I thought it would be fun to look at famous stars, before they got that way. Of course, most started out as extras or Bit Actors. Ginger Rogers (1911 - 1995) was no exception.
Ginger has 90 titles listed on IMDb. Of that, 25 appear before her first pairing with Fred Astaire in Flying Down to Rio (1933). It was that pairing that made her a real star, and since over 1/4 of her movies were released before that, it could be said she was a Bit Actress. (Or am I stretching the point?!?)
In 1925 Ginger won a Charleston contest at the age of 14, and that was really her start in show business. She toured for a short time with the dance show, and then went to Broadway. Ginger started making movies in 1929. Her first time on screen was in A Day of a Man of Affairs a short that no one remembers.
Two more shorts in 1930. A Night in a Dormitory with Thelma White (1910 - 2005) who later appeared in Tell Your Children (1936) also known as Reefer Madness. Then, Campus Sweethearts starring Rudy Vallee (1901 - 1986).
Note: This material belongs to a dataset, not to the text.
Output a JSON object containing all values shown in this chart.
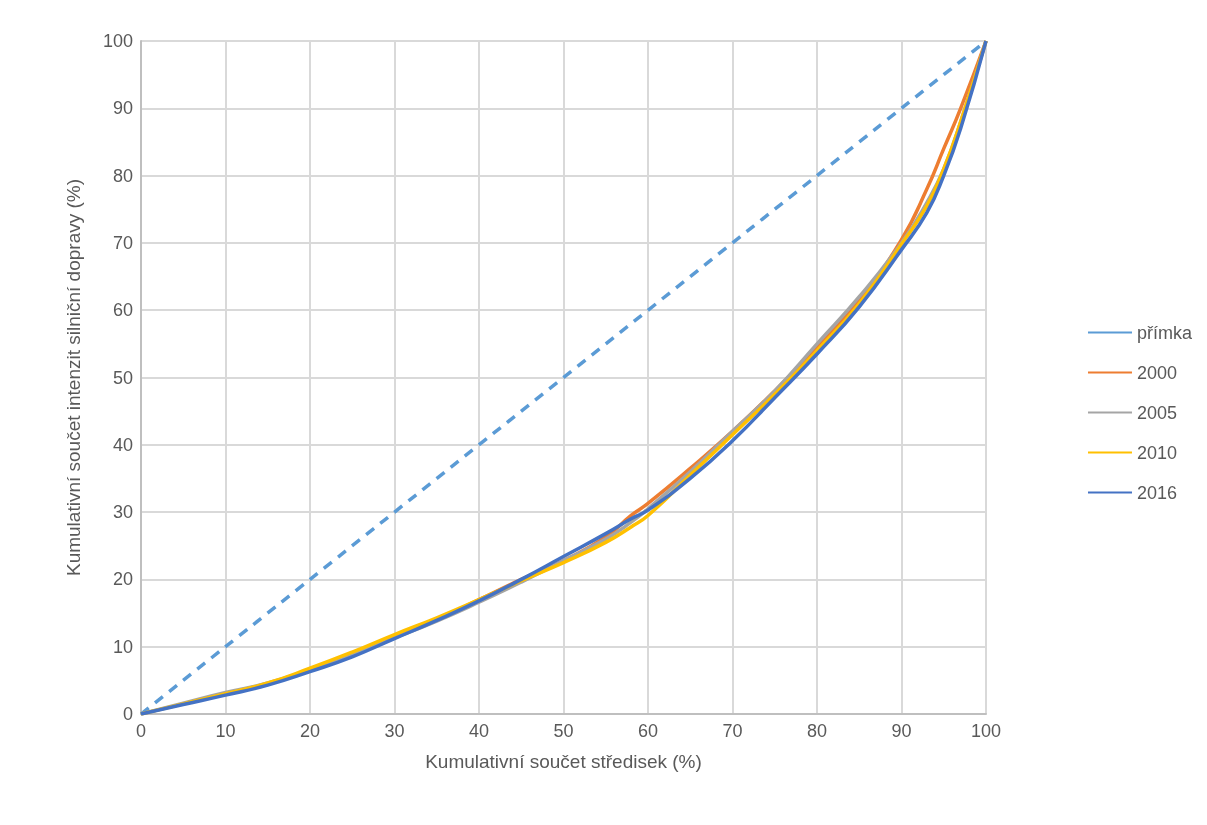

In Young Man of Manhattan (1930) she co-stars as a flapper with Claudette Colbert (1903 - 1996). Also in 1930 she was in The Sap from Syracuse with Jack Oakie (1903 - 1978). These were already pretty big parts for Ginger...the problem was they were in pretty small movies. Ginger made seven films in 1930. That year she also worked with Charlie Ruggles, Frank Morgan, Ed Wynn and Ethel Merman.
In 1931 she works with William Boyd (1895 - 1972) in Suicide Fleet, just two films before he became Hopalong Cassidy in 1935. In the next few years she works with Joe E. Brown in two films, and with Joan Blondell, before their first Busby Berkeley film together.
Two great musicals are up next, 42nd Street and Gold Diggers of 1933, both released in 1933. Gold Diggers of 1933 started Ginger on her real climb to stardom. The opening number is "We're in the Money" with Ginger taking the lead. There is a closeup of her singing the song in pig-latin, and even though it is a distorted shot due to being too close for the lens, it endears Ginger to the audience. She really didn't have a lead part in the film, but she was on her way none-the-less.
Zasu Pitts, Lew Ayres (her husband from 1934 to 1940), Charley Grapewin, Joel McCrea and Jack Haley.
After Flying, she was in ten films with Fred Astaire and could now be considered one of the biggest stars in Hollywood. She won just a single Oscar for her work, and it wasn't with Fred. It was for Best Actress in Kitty Foyle: The Natural History of a Woman (1940).
Ginger's last film was Harlow in 1965 starring Carol Lynley (b. 1942) in the title role, and she continued acting on TV until 1987. But she'll always be remembered as the girl who did everything Fred did, but she did it backwards and in high heels.